Nous pouvons constater que :

  • La lambda amont (O2B1S1) varie toujours autant avec cette fois une tendance à dire pauvre.
  • La lambda aval (O2B1S2) varie toujours lentement, au moment du screen elle a fait un bon à 0.7 pour retomber ensuite.
  • Même analyse, le Cinjection = -7.04%, tendance encore à appauvrir, toujours cohérent avec le SP98.
Conclusion du diagnostic au 20/05/2026 :

Les sondes lambda réagissent bien, nous pouvons réduire la probabilité qu’elles soient en cause ou usées à la lecture des valeurs. Ces variations semblent permettent également de réduire la probabilité d’une prise d’air, injecteurs bouchés, pompe à essence faible. Le STFT corrige sévèrement signe que le SP est désormais dans l’injection avec un LTFT toujours haut dû à ma reprogrammation.

La chaîne des éléments mécaniques/électriques semblent donc réagir correctement avec les spécificités d’une reprogrammation éthanol flexfuel.

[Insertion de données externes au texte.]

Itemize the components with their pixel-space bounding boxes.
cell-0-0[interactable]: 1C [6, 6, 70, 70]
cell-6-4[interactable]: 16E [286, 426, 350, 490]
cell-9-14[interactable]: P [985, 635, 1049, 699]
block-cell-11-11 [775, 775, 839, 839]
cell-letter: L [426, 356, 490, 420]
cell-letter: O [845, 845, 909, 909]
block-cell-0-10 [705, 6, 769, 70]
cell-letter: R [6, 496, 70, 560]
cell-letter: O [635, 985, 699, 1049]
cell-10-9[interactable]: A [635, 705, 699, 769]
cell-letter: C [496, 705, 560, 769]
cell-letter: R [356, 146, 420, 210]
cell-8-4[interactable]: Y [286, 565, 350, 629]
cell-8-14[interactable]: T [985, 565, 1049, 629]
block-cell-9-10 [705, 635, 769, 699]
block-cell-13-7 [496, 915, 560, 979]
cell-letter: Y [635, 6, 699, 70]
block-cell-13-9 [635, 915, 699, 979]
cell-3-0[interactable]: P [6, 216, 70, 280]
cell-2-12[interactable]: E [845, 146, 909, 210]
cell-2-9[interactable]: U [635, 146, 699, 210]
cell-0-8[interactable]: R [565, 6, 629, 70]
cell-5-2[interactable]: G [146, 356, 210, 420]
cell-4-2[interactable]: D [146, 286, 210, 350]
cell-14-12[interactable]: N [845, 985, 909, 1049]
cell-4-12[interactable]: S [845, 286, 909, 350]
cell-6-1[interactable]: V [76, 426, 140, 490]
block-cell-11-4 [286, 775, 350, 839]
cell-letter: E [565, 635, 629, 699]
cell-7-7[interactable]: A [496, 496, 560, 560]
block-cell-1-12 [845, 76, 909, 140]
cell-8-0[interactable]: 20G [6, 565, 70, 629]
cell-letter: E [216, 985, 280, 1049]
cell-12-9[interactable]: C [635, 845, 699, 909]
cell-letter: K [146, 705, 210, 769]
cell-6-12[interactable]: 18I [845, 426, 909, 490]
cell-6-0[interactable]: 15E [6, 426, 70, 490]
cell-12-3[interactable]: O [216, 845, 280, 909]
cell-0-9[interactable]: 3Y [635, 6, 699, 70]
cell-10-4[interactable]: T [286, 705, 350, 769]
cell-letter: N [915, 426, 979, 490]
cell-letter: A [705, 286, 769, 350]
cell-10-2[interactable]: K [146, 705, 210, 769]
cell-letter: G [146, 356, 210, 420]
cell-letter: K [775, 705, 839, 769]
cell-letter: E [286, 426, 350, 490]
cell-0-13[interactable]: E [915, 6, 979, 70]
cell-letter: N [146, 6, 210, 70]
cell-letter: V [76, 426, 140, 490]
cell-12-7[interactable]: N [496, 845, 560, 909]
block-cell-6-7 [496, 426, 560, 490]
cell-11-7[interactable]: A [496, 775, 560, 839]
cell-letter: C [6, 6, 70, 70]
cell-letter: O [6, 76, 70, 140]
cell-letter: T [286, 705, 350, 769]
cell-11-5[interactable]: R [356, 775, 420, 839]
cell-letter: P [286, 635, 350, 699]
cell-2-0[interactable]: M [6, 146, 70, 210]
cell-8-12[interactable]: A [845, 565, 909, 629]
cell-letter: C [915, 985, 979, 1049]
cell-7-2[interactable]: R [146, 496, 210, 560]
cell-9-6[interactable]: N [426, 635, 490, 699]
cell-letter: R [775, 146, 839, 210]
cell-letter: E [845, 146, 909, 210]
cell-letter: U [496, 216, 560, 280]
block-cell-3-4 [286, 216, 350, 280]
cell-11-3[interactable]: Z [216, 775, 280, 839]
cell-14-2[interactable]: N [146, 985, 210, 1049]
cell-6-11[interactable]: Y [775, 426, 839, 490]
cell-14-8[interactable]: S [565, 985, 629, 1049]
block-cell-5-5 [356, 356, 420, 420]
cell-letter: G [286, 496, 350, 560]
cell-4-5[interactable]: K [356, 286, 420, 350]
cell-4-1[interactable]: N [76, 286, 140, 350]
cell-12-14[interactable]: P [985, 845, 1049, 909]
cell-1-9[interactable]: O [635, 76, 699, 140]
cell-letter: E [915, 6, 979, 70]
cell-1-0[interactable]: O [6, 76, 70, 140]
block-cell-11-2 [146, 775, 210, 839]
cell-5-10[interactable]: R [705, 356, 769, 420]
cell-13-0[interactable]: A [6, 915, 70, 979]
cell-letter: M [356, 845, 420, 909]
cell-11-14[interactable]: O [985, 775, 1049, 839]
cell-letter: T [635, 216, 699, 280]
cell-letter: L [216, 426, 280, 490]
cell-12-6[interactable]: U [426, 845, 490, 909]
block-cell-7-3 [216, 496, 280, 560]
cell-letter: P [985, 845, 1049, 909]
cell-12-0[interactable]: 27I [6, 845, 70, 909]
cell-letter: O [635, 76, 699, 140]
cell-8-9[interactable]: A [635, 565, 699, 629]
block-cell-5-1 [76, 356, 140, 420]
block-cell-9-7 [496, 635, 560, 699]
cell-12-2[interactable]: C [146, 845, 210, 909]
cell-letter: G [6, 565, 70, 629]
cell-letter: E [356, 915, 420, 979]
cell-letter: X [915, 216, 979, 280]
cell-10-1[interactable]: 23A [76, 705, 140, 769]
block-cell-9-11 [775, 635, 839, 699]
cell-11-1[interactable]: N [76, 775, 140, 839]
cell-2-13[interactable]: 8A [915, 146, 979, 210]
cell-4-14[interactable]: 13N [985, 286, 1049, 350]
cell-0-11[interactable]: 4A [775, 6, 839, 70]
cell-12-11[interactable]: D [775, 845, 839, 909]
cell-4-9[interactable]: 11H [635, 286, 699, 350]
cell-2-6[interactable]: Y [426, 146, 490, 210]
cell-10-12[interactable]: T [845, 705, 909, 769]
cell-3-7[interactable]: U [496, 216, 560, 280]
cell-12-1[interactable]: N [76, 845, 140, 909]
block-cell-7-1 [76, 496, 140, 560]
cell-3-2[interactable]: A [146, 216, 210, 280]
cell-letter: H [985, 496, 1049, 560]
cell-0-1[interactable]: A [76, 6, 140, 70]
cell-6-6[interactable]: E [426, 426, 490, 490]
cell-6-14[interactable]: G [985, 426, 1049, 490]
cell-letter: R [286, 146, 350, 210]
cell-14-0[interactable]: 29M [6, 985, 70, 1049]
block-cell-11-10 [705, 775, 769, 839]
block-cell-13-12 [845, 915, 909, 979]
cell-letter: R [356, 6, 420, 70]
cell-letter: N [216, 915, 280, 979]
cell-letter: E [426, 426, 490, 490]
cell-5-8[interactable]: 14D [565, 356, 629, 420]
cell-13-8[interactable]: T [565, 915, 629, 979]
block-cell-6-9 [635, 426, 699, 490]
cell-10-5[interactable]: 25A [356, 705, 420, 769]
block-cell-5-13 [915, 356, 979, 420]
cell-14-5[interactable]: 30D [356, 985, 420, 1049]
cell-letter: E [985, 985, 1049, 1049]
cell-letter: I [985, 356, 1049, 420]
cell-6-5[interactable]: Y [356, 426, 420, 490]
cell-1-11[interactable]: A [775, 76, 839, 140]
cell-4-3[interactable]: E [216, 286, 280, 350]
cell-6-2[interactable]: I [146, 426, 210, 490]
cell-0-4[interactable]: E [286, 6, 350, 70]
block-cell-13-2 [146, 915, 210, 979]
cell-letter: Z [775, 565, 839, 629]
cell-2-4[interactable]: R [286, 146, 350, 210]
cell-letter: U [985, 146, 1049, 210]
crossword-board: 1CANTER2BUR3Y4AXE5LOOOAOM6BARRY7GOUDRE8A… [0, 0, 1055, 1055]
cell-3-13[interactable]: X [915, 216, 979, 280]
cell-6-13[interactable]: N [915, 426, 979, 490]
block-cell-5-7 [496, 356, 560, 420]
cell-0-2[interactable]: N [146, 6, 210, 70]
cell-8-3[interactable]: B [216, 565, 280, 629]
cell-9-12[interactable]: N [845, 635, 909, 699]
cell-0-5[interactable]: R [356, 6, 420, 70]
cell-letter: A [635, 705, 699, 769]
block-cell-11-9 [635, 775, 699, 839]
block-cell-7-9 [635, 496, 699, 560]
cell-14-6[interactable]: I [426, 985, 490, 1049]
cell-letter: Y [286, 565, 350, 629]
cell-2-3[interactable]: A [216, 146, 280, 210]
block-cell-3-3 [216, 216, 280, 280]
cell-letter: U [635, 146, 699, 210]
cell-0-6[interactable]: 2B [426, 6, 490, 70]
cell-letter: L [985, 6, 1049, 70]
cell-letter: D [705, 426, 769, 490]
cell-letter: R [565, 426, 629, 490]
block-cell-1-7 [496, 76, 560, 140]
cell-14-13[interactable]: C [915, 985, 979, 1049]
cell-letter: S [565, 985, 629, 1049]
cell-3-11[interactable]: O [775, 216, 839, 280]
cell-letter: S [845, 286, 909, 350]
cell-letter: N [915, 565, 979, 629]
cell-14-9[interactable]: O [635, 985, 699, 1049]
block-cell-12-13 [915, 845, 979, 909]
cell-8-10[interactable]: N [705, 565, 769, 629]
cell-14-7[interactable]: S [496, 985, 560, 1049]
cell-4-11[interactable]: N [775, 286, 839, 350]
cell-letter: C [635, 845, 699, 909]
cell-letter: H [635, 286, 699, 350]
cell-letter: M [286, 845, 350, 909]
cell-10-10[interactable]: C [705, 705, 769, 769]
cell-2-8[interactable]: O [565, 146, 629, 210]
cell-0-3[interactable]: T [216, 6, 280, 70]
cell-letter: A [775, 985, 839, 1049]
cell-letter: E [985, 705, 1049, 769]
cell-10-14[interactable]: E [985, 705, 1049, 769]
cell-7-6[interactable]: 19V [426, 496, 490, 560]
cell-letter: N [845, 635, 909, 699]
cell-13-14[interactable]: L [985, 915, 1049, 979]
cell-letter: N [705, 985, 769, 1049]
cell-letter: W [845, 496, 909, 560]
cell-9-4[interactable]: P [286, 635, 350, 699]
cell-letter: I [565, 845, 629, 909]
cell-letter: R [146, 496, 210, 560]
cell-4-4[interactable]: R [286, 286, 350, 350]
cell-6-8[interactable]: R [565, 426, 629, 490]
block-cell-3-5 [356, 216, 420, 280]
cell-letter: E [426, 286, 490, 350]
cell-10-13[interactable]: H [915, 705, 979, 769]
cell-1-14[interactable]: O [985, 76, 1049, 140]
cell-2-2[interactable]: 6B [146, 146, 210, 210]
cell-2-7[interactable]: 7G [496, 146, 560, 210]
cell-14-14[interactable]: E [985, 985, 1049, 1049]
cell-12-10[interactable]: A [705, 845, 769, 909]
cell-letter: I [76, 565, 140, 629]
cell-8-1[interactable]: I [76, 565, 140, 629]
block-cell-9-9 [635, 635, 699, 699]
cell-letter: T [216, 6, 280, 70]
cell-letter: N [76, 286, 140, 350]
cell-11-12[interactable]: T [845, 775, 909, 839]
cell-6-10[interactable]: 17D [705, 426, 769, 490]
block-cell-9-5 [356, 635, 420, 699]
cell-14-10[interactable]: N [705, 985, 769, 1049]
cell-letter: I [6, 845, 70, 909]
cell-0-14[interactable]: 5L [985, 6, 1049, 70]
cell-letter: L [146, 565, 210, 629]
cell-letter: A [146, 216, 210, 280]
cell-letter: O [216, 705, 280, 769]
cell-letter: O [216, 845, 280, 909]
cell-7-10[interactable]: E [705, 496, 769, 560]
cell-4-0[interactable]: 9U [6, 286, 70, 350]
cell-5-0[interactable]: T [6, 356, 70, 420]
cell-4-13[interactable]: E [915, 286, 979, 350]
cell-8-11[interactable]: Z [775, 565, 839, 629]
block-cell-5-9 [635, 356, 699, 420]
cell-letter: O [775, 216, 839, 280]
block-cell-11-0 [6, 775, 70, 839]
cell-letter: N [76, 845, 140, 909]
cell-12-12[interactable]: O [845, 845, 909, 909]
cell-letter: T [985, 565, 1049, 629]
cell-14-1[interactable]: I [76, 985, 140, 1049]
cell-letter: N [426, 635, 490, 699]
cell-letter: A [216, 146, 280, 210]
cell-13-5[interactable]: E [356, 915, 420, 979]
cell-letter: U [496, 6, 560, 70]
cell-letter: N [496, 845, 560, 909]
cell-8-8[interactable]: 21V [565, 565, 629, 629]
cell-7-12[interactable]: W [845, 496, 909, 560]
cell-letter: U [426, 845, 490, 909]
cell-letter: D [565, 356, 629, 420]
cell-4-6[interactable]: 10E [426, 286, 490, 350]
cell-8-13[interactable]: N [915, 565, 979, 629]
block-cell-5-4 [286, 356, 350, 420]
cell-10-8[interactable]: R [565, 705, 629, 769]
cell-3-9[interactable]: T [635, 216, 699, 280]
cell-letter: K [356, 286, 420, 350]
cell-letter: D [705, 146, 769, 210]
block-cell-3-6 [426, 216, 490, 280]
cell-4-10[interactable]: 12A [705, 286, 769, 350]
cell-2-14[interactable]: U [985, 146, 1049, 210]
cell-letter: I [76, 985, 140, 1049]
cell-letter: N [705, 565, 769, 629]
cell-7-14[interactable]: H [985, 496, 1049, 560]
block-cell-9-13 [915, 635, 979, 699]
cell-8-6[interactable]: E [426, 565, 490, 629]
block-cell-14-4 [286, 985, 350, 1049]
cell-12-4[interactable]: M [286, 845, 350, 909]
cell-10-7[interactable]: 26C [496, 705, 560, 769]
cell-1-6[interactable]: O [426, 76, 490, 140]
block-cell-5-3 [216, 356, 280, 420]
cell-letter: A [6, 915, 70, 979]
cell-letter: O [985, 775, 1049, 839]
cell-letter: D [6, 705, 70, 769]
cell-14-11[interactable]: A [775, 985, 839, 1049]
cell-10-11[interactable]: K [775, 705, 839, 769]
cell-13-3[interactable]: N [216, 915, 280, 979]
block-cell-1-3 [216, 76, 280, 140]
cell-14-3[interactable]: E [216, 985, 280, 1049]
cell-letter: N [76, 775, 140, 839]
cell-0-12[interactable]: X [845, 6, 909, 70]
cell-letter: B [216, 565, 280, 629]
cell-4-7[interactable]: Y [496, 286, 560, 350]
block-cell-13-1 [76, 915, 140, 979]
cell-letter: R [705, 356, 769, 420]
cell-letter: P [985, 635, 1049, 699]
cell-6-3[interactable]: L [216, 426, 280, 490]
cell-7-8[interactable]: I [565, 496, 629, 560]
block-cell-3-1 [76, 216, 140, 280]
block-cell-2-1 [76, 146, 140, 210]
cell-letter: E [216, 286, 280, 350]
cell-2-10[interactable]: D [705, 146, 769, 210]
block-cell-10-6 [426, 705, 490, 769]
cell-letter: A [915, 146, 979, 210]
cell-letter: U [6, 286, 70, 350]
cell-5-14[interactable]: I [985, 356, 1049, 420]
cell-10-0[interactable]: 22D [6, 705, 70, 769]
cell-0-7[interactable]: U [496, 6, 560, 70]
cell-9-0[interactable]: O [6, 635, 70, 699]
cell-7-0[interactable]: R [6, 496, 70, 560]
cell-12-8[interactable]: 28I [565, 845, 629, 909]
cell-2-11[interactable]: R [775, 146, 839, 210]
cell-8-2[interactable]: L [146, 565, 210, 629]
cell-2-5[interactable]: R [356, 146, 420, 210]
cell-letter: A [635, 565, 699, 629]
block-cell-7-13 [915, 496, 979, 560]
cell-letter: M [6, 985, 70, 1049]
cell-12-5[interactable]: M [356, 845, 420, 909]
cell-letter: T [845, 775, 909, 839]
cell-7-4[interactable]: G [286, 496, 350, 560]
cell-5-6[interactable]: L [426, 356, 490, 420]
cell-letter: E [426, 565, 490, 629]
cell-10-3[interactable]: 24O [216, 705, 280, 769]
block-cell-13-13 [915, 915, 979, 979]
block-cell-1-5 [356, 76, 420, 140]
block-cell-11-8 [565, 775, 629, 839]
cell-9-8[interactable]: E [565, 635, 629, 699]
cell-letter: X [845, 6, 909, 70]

Tout porte à croire que la panne est dû au combo ci-dessous qui monte la limite de l’Ethanol avec une conversion Flexfuel sans modifications mécaniques :

  • E85 été peut être vraiment trop faible en SP.
  • Air ambiant avec une trop forte hygrométrie pour du E85 été.
  • Une cartographie peut être trop généraliste.

Nous pouvons comprendre pourquoi les véhicules vendus en Flexfuel d’origine sont équipés d’une sonde … éthanol ! Cette sonde a pour but de mesurer plusieurs paramètres comme la teneur en Ethanol, la température du carburant etc, pour justement intégrer nativement les spécifications de l’Ethanol dans le calculateur d’injection.

Conclusion de ma reprogrammation :

Avec tous ces éléments, il me semble donc possible d’en déduire que la cartographie a été retouchée comme suit :

  • LTFTbase avec une correction en dure de Y % + correction des seuils admissibles pour éviter le déclenchement d’un défaut. Cela permet de décaler la courbe d’injection pour injecter de base plus de carburant.
  • STFTbase dont les limites mini et maxi sont élargies pour compenser le LTFT retouché. Il peut descendre plus bas dans les cas du SP notamment.
  • D’autres paramètres retouchés et non abordés dans cet article comme peut-être les temps d’ouverture des injecteurs.
  • A priori aucune retouche sur la gestion des sondes lambda.

En guise de dernière vulgarisation pour illustrer la retouche de la cartographie, voici ce que fait une reprogrammation SP > E85 (encore désolé pour les professionnels du moteur à explosion !)

Généré par IA

Conclusion de l’article :

C’est un sujet vaste et qui met en jeu des notions de mécanique moteur pour comprendre les impacts. C’est aussi intéressant que complexe à expliquer, j’ai du prendre certains raccourcis nécessaires pour ne pas trop alourdir l’article, j’espère également avoir bien résumé/vulgarisé la théorie.